Rodrigo Duterte jouant du coude, le 12 février. — AP Photo/Bullit Marquez

Le populiste Rodrigo Duterte est arrivé, ce lundi, en tête de l’élection présidentielle philippine. Maire de la grande ville de Davao, cet avocat de 71 ans a séduit avec un langage cru et des propositions expéditives sur deux des fléaux de la société philippine que sont la criminalité et la pauvreté.

Il avait qualifié le pape de « fils de pute »

Dans un pays dont 80 % des habitants sont des catholiques fervents, il avait ainsi qualifié le pape de « fils de pute » pour avoir provoqué des embouteillages lors d’une visite dans l’archipel.

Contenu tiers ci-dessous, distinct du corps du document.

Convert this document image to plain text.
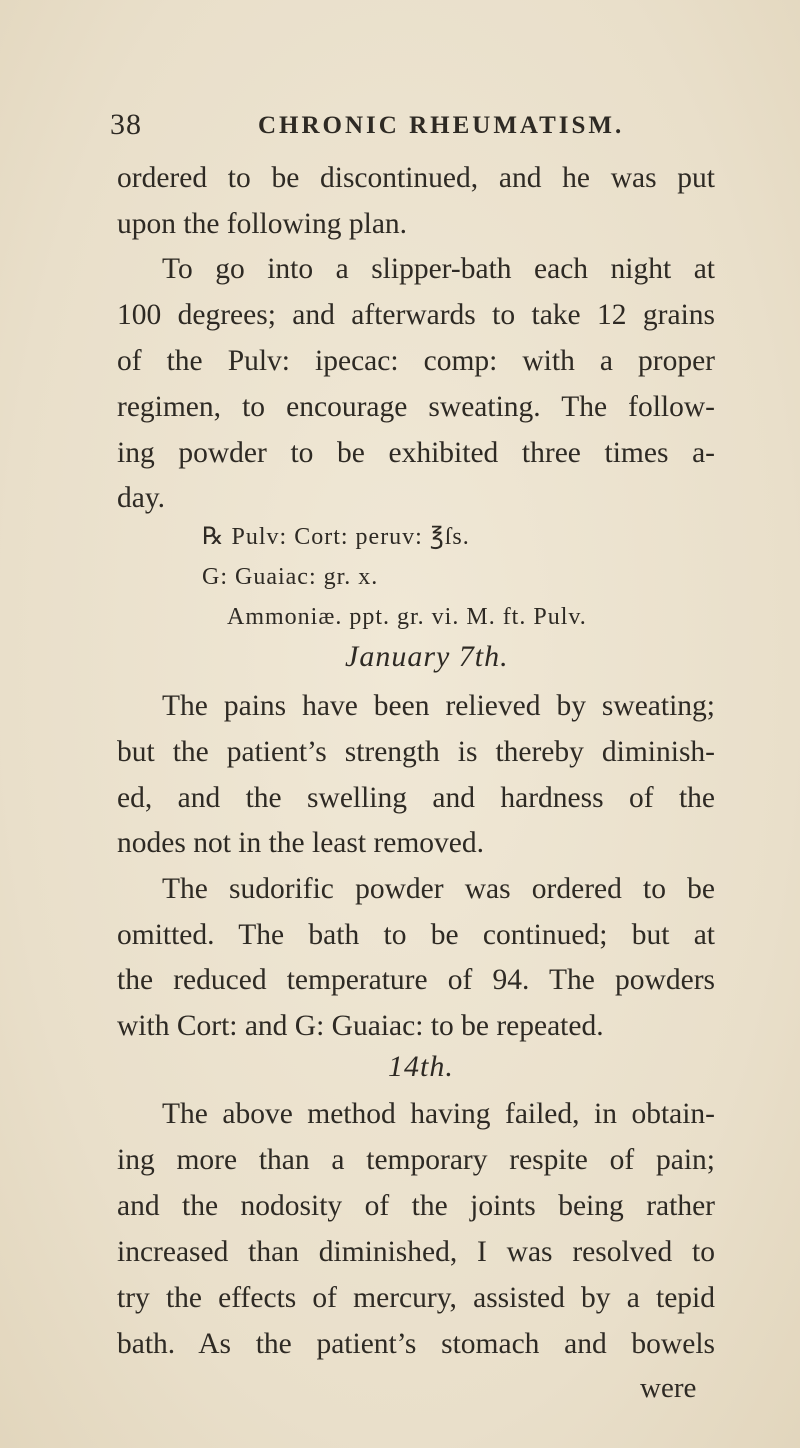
38	CHRONIC RHEUMATISM.
ordered to be discontinued, and he was put
upon the following plan.
To go into a slipper-bath each night at
100 degrees; and afterwards to take 12 grains
of the Pulv: ipecac: comp: with a proper
regimen, to encourage sweating. The follow-
ing powder to be exhibited three times a-
day.
℞ Pulv: Cort: peruv: ℥ſs.
G: Guaiac: gr. x.
Ammoniæ. ppt. gr. vi. M. ft. Pulv.
January 7th.
The pains have been relieved by sweating;
but the patient’s strength is thereby diminish-
ed, and the swelling and hardness of the
nodes not in the least removed.
The sudorific powder was ordered to be
omitted. The bath to be continued; but at
the reduced temperature of 94. The powders
with Cort: and G: Guaiac: to be repeated.
14th.
The above method having failed, in obtain-
ing more than a temporary respite of pain;
and the nodosity of the joints being rather
increased than diminished, I was resolved to
try the effects of mercury, assisted by a tepid
bath. As the patient’s stomach and bowels
were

« Oubliez les lois sur les droits de l’Homme ! », avait également lancé celui qui est accusé d’avoir organisé à Davao des escadrons de la mort qui auraient tué plus de mille personnes. « Si je suis élu président, je ferai exactement ce que j’ai fait en tant que maire. Vous, les dealers, les braqueurs et les vauriens, vous feriez mieux de partir. Parce que je vais vous tuer. »

Le dernier sondage créditait Rodrigo Duterte de 11 points d’avance sur ses rivaux. Et les premiers résultats communiqués par CNN Philippines semblaient donner raison aux sondages : après dépouillement de 52 % des bulletins, l’avocat a recueilli 9,03 millions de voix, soit 39 % des suffrages. La sénatrice Grace Poe était en deuxième position, avec 22,19 % des voix, suivie de près par Mar Roxas, le candidat adoubé par le président sortant.

18.000 mandats électifs à pourvoir

Plusieurs scrutins locaux et nationaux se sont tenus, ce lundi, en même temps que la présidentielle, avec plus de 18.000 mandats électifs à pourvoir. Cette journée était le point d’orgue d’une séquence politique qui a été émaillée de violences.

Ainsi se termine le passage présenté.